I don't know him, but I do list a little to port IYFMD, not that it's any of your business.

You Better Dick Payne before Payne Dicks you

"Dick he enjoys his work and it shows"

No kidding - look at that silly grin.

My husband knew a guy in high school named Richard Payne. After graduation, he joined the army - with the rank of private. Yes, that's Private Dick Payne. I swear I'm not making this up.

snickers - did he ever make rank of Major?

*snork* 24 LOL

morning :)

or or or...when he was brown nosing?? He was a Payne in the butt..hehe

Brown-nosing, Siouxie?
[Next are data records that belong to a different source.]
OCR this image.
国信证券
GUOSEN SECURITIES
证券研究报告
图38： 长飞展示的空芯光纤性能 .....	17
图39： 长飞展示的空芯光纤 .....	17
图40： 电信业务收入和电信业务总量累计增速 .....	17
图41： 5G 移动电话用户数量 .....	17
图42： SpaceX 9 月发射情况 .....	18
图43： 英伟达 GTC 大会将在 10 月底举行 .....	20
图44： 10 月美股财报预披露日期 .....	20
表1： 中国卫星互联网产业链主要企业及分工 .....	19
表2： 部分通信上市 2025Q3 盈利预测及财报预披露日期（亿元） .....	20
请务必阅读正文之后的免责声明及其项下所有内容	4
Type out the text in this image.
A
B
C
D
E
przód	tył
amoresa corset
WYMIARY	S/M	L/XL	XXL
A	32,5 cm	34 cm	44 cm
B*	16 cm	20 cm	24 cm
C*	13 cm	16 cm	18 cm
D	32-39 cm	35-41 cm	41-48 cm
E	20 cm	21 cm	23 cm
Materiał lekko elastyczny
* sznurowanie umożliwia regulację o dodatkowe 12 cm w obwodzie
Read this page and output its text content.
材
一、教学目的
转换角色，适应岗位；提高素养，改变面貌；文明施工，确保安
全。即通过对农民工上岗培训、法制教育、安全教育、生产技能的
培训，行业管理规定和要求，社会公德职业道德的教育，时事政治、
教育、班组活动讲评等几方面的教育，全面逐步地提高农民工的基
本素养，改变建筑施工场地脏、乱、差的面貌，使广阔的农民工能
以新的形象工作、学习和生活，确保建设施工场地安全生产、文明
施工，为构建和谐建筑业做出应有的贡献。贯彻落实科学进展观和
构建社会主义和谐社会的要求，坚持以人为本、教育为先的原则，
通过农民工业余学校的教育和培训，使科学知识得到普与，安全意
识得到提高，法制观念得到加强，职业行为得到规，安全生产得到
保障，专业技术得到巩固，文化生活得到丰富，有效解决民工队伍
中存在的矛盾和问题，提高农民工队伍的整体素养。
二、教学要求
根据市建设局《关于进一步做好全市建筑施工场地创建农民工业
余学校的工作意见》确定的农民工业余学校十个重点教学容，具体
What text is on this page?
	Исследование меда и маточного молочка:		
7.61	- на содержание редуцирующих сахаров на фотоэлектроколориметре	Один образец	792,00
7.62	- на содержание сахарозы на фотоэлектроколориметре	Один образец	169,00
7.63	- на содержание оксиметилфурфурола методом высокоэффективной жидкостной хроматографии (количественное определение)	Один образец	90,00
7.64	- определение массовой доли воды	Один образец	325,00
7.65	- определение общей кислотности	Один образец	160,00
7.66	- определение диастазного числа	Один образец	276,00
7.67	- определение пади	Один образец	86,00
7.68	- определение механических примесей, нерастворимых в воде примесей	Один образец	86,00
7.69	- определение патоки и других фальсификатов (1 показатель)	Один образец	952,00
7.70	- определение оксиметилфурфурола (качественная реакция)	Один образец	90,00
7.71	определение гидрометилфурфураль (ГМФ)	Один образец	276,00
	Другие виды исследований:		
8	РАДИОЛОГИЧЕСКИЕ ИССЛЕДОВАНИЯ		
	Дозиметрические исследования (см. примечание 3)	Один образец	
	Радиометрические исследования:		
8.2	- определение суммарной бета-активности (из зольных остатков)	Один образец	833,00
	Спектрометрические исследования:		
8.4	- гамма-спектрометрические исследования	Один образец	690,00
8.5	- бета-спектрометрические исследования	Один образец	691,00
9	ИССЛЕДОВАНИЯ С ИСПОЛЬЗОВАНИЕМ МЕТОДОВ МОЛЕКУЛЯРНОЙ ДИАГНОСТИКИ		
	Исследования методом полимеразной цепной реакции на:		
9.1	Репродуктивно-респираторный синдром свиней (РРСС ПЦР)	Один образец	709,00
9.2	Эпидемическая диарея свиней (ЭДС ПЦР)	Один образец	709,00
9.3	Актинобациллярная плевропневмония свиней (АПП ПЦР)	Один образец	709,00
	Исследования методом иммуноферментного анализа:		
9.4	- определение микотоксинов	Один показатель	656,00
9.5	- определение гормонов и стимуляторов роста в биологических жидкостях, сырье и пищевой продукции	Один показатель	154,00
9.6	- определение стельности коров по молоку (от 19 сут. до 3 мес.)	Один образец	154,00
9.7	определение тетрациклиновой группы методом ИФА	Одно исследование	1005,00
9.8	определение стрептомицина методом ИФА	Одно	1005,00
Or being a brokeback airman? NTTAWWT (although the UCMJ disagrees).

don't ask...don't tell, Clean

Snickers, is this your husband's friend?

Buenos dias, CH!

well that too, CH...no askie no tellie=no queery

&iexpl;Buenas dias!

Well, technical, no askie=no query.. :-D

True story: I once had a boss named Richard Less. On my interview he told me never to call him Dick. My other boss at the same job was Fred Pill. ISINMTU

I find all these "Dick" jokes rather sophmorish.
sincerely,
Dickie Small
Head of Blow Molding operations
American Prophylactic Corp.

Dick's attention to detail will make your experience enjoyable.

Well I hope so.

Dick Payne will also give you two acres.